Se donner le droit de modifier ses objectifs

Dès leur jeune âge, plusieurs enfants adeptes de hockey rêvent d’évoluer dans la Ligue nationale. Le Septîlien Louis-Philippe Canuel ne fait exception à la règle. N’ayant malheureusement pas réussi à réaliser cet exploit, il se donne de nouveaux objectifs le motivant de nouveau à se dépasser.

Lorsque nous demandons aux petits gamins qui se passionnent pour notre sport national ce qu’ils souhaitent faire lorsqu’ils seront grands plusieurs d’entre eux disent tout bonnement qu’ils souhaitent devenir hockeyeurs professionnels.

Ce ne sont malheureusement pas tous les êtres humains qui réussissent à accomplir leurs rêves de jeunesse.
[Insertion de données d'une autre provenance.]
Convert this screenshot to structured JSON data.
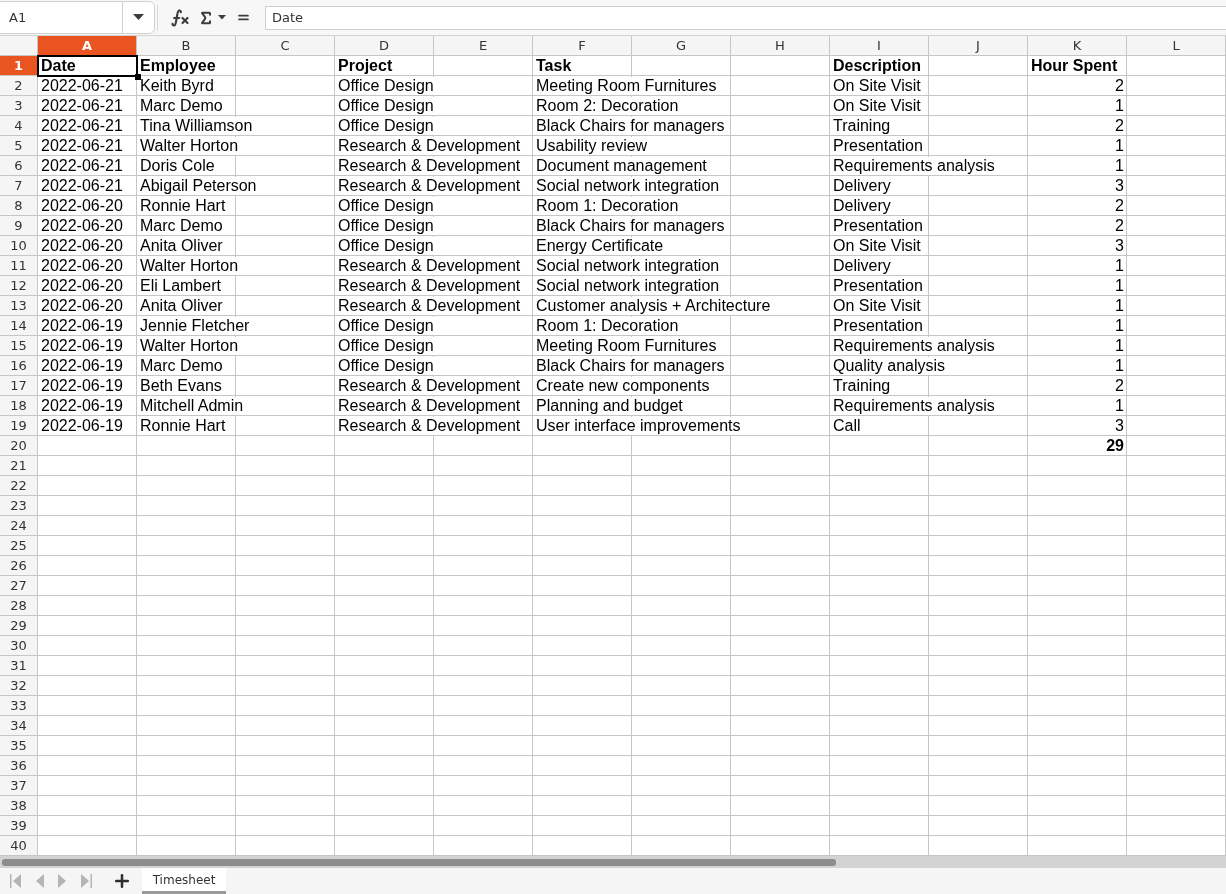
{
  "name_box": {
    "value": "A1"
  },
  "formula_bar": {
    "value": "Date"
  },
  "columns": [
    {
      "label": "A",
      "selected": true
    },
    {
      "label": "B",
      "selected": false
    },
    {
      "label": "C",
      "selected": false
    },
    {
      "label": "D",
      "selected": false
    },
    {
      "label": "E",
      "selected": false
    },
    {
      "label": "F",
      "selected": false
    },
    {
      "label": "G",
      "selected": false
    },
    {
      "label": "H",
      "selected": false
    },
    {
      "label": "I",
      "selected": false
    },
    {
      "label": "J",
      "selected": false
    },
    {
      "label": "K",
      "selected": false
    },
    {
      "label": "L",
      "selected": false
    }
  ],
  "rows": [
    {
      "number": "1",
      "selected": true,
      "kind": "header",
      "date": "Date",
      "employee": "Employee",
      "project": "Project",
      "task": "Task",
      "description": "Description",
      "hours": "Hour Spent"
    },
    {
      "number": "2",
      "selected": false,
      "kind": "entry",
      "date": "2022-06-21",
      "employee": "Keith Byrd",
      "project": "Office Design",
      "task": "Meeting Room Furnitures",
      "description": "On Site Visit",
      "hours": "2"
    },
    {
      "number": "3",
      "selected": false,
      "kind": "entry",
      "date": "2022-06-21",
      "employee": "Marc Demo",
      "project": "Office Design",
      "task": "Room 2: Decoration",
      "description": "On Site Visit",
      "hours": "1"
    },
    {
      "number": "4",
      "selected": false,
      "kind": "entry",
      "date": "2022-06-21",
      "employee": "Tina Williamson",
      "project": "Office Design",
      "task": "Black Chairs for managers",
      "description": "Training",
      "hours": "2"
    },
    {
      "number": "5",
      "selected": false,
      "kind": "entry",
      "date": "2022-06-21",
      "employee": "Walter Horton",
      "project": "Research & Development",
      "task": "Usability review",
      "description": "Presentation",
      "hours": "1"
    },
    {
      "number": "6",
      "selected": false,
      "kind": "entry",
      "date": "2022-06-21",
      "employee": "Doris Cole",
      "project": "Research & Development",
      "task": "Document management",
      "description": "Requirements analysis",
      "hours": "1"
    },
    {
      "number": "7",
      "selected": false,
      "kind": "entry",
      "date": "2022-06-21",
      "employee": "Abigail Peterson",
      "project": "Research & Development",
      "task": "Social network integration",
      "description": "Delivery",
      "hours": "3"
    },
    {
      "number": "8",
      "selected": false,
      "kind": "entry",
      "date": "2022-06-20",
      "employee": "Ronnie Hart",
      "project": "Office Design",
      "task": "Room 1: Decoration",
      "description": "Delivery",
      "hours": "2"
    },
    {
      "number": "9",
      "selected": false,
      "kind": "entry",
      "date": "2022-06-20",
      "employee": "Marc Demo",
      "project": "Office Design",
      "task": "Black Chairs for managers",
      "description": "Presentation",
      "hours": "2"
    },
    {
      "number": "10",
      "selected": false,
      "kind": "entry",
      "date": "2022-06-20",
      "employee": "Anita Oliver",
      "project": "Office Design",
      "task": "Energy Certificate",
      "description": "On Site Visit",
      "hours": "3"
    },
    {
      "number": "11",
      "selected": false,
      "kind": "entry",
      "date": "2022-06-20",
      "employee": "Walter Horton",
      "project": "Research & Development",
      "task": "Social network integration",
      "description": "Delivery",
      "hours": "1"
    },
    {
      "number": "12",
      "selected": false,
      "kind": "entry",
      "date": "2022-06-20",
      "employee": "Eli Lambert",
      "project": "Research & Development",
      "task": "Social network integration",
      "description": "Presentation",
      "hours": "1"
    },
    {
      "number": "13",
      "selected": false,
      "kind": "entry",
      "date": "2022-06-20",
      "employee": "Anita Oliver",
      "project": "Research & Development",
      "task": "Customer analysis + Architecture",
      "description": "On Site Visit",
      "hours": "1"
    },
    {
      "number": "14",
      "selected": false,
      "kind": "entry",
      "date": "2022-06-19",
      "employee": "Jennie Fletcher",
      "project": "Office Design",
      "task": "Room 1: Decoration",
      "description": "Presentation",
      "hours": "1"
    },
    {
      "number": "15",
      "selected": false,
      "kind": "entry",
      "date": "2022-06-19",
      "employee": "Walter Horton",
      "project": "Office Design",
      "task": "Meeting Room Furnitures",
      "description": "Requirements analysis",
      "hours": "1"
    },
    {
      "number": "16",
      "selected": false,
      "kind": "entry",
      "date": "2022-06-19",
      "employee": "Marc Demo",
      "project": "Office Design",
      "task": "Black Chairs for managers",
      "description": "Quality analysis",
      "hours": "1"
    },
    {
      "number": "17",
      "selected": false,
      "kind": "entry",
      "date": "2022-06-19",
      "employee": "Beth Evans",
      "project": "Research & Development",
      "task": "Create new components",
      "description": "Training",
      "hours": "2"
    },
    {
      "number": "18",
      "selected": false,
      "kind": "entry",
      "date": "2022-06-19",
      "employee": "Mitchell Admin",
      "project": "Research & Development",
      "task": "Planning and budget",
      "description": "Requirements analysis",
      "hours": "1"
    },
    {
      "number": "19",
      "selected": false,
      "kind": "entry",
      "date": "2022-06-19",
      "employee": "Ronnie Hart",
      "project": "Research & Development",
      "task": "User interface improvements",
      "description": "Call",
      "hours": "3"
    },
    {
      "number": "20",
      "selected": false,
      "kind": "total",
      "hours": "29"
    },
    {
      "number": "21",
      "selected": false,
      "kind": "empty"
    },
    {
      "number": "22",
      "selected": false,
      "kind": "empty"
    },
    {
      "number": "23",
      "selected": false,
      "kind": "empty"
    },
    {
      "number": "24",
      "selected": false,
      "kind": "empty"
    },
    {
      "number": "25",
      "selected": false,
      "kind": "empty"
    },
    {
      "number": "26",
      "selected": false,
      "kind": "empty"
    },
    {
      "number": "27",
      "selected": false,
      "kind": "empty"
    },
    {
      "number": "28",
      "selected": false,
      "kind": "empty"
    },
    {
      "number": "29",
      "selected": false,
      "kind": "empty"
    },
    {
      "number": "30",
      "selected": false,
      "kind": "empty"
    },
    {
      "number": "31",
      "selected": false,
      "kind": "empty"
    },
    {
      "number": "32",
      "selected": false,
      "kind": "empty"
    },
    {
      "number": "33",
      "selected": false,
      "kind": "empty"
    },
    {
      "number": "34",
      "selected": false,
      "kind": "empty"
    },
    {
      "number": "35",
      "selected": false,
      "kind": "empty"
    },
    {
      "number": "36",
      "selected": false,
      "kind": "empty"
    },
    {
      "number": "37",
      "selected": false,
      "kind": "empty"
    },
    {
      "number": "38",
      "selected": false,
      "kind": "empty"
    },
    {
      "number": "39",
      "selected": false,
      "kind": "empty"
    },
    {
      "number": "40",
      "selected": false,
      "kind": "empty"
    }
  ],
  "sheet_tabs": [
    {
      "label": "Timesheet",
      "selected": true
    }
  ]
}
Ils peuvent toutefois se créer de nouveaux buts, leur permettant de voir la vie d’un œil positif et intéressant.

« Quand j’étais jeune, je rêvais d’être joueur de hockey, mais ça n’a pas marché. Je me suis un peu rebellé et j’ai commencé à faire de la musique, mais ce que j’aimais primordialement, c’est le hockey », mentionne Louis-Philippe.

Regarder vers l’avant

Canu, pour les intimes, a toujours joué au hockey. N’ayant pas réussi à percer autant qu’il l’aurait souhaité, il a décidé de se tourner vers l’avenir et de lâcher prise sur ce qui n’a pas fonctionné par le passé.

«Quand mon père est décédé, je me suis dit qu’il faudrait que je me trouve quelque chose d’autre à faire qui me passionne. C’est là que j’ai commencé à coacher», partage-t-il.

L’entraîneur est actuellement à la barre de l’équipe des Nord-Côtiers, qui évoluent dans le bantam AAA. De plus, il est responsable du programme hockey de l’Institut d’Enseignement de Sept-Îles. Il ne compte pas les heures qu’il passe sur la glace avec les jeunes, en plus de voyager avec eux et de préparer les entraînements et les parties.

« Je veux progresser, comme les joueurs que j’entraîne. Je n’ai pas été capable de jouer dans le niveau que j’aurais aimé, mais maintenant, je veux cheminer dans mes nouvelles fonctions », mentionne-t-il.

À présent, Louis-Philippe Canuel se redonne le droit d’espérer devenir un professionnel de hockey, mais cette fois-ci, derrière le banc. Comme quoi, il n’y a pas de mal à se donner l’autorisation de modifier, ou tout simplement changer nos rêves.